Much of this will be familiar to those who follow these things with any regularity. But in the past few years we have begun looking at ethical issues that move beyond the bedside. One area of inquiry is research ethics. Cincinnati Children’s Hospital has one of the largest pediatric research centers in the country.
It used to be that ethics in research concerned itself primarily with research protocols and making sure that patients/families participating in research were fully informed of the nature of the research, its risks and benefits, and gave uncoerced consent. But today research is faced with many other issues. What are the implications of genetic therapy beyond mere treatment? Is it permissible to do clinical trials in third world nations where the standards are not as strict as they are in the U.S.? In our newly developing bio-bank (a repository wherein thousands of tissue samples, collected from biopsies and surgery, are typed and stored to give researchers a much larger sample to study), how do we insure that patients’ privacy is maintained?
The other area is organizational ethics. In a nutshell, organizational ethics is concerned with the task of bringing focused ethical attention to the management and delivery of healthcare and is likely to involve a broad scope of organizational concerns such as patient services, business and service plans, and professional integrity.
Cincinnati Children's Hospital has grown into an enormous enterprise. It employs nearly 13,000 people. It does about $1.5 billion a year of business. Its reach is not merely regional or national, but global. It is a highly entrepreneurial operation. So the challenge becomes one of creating a climate wherein potential ethical issues arising from all this activity can be recognized and addressed.
For the past six years or so I have co-led an effort here to develop an Ethics Center. This is envisioned as a program that will bring active ethical reflection to all the areas I have mentioned and do so in an academic setting which will produce scholarship and make a contribution to the larger ethics community.
My involvement in this grew out of my sense that the traditional ethics committee was ill-equipped to handle the challenges I’ve outlined and also out of my experience of watching programs develop where it was not clear whether or to what degree potential ethical issues had been named or addressed. There have been, and continue to be, many challenges in bringing all this about.

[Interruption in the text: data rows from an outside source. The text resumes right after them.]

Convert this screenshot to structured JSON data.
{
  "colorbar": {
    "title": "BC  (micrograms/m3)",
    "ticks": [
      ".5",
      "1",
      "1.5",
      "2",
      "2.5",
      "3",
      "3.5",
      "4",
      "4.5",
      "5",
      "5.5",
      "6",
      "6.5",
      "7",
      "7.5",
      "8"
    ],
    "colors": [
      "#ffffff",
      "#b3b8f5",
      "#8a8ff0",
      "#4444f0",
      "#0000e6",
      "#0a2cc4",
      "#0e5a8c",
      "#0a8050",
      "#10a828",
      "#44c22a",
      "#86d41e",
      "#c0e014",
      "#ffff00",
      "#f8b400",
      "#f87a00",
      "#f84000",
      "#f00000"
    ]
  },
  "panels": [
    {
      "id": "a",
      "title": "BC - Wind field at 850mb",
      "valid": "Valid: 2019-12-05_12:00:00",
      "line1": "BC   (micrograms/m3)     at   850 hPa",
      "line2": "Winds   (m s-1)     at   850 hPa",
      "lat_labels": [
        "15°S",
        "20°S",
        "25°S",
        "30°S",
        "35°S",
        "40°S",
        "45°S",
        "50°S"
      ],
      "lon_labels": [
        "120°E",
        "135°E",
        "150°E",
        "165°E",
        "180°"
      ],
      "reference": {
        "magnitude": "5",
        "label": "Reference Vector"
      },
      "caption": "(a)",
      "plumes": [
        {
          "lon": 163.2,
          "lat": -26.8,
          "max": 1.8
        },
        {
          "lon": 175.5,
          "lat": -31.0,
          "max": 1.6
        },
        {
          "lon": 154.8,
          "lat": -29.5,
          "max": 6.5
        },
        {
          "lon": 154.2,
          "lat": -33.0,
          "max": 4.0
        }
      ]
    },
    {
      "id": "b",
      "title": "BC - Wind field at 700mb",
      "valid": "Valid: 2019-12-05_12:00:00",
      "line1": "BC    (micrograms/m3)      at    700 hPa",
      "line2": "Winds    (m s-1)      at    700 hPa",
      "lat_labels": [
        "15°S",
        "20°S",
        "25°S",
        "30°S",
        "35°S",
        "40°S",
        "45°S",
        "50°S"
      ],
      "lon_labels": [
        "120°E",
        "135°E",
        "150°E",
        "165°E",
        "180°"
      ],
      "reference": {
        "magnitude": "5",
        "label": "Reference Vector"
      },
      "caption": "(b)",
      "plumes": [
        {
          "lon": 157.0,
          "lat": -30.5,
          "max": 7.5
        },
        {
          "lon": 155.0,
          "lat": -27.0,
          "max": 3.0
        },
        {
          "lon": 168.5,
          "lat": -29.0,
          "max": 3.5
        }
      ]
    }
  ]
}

Among these challenges are those of “speaking the truth to power.” I have had innumerable conversations with the senior leaders of this organization over the past several years, seeking to engage them around the issues facing us. One thing I have come to appreciate is something I could not really have imagined in my earlier days here, and that is the gift of a long-tenured ministry in a place like this. I have developed relationships over time, and have earned the trust of many people. This has, in turn, allowed me to develop my own style of leadership and to participate in what has been a very exciting enterprise – expanding the reach of ethical inquiry into the larger life of Children’s Hospital.
* William E. Scrivener, MDiv.’73, is the Senior Director of Pastoral Care at Cincinnati Children's Hospital Medical Center. He has served parishes in Norwalk and North Branford, Connecticut, and has also served as a Chaplain/ACPE Supervisor in hospitals in Chicago and Stamford, Connecticut. He is a certified Supervisor of Clinical Pastoral Education, and a Board Certified Chaplain in the Association of Professional Chaplains.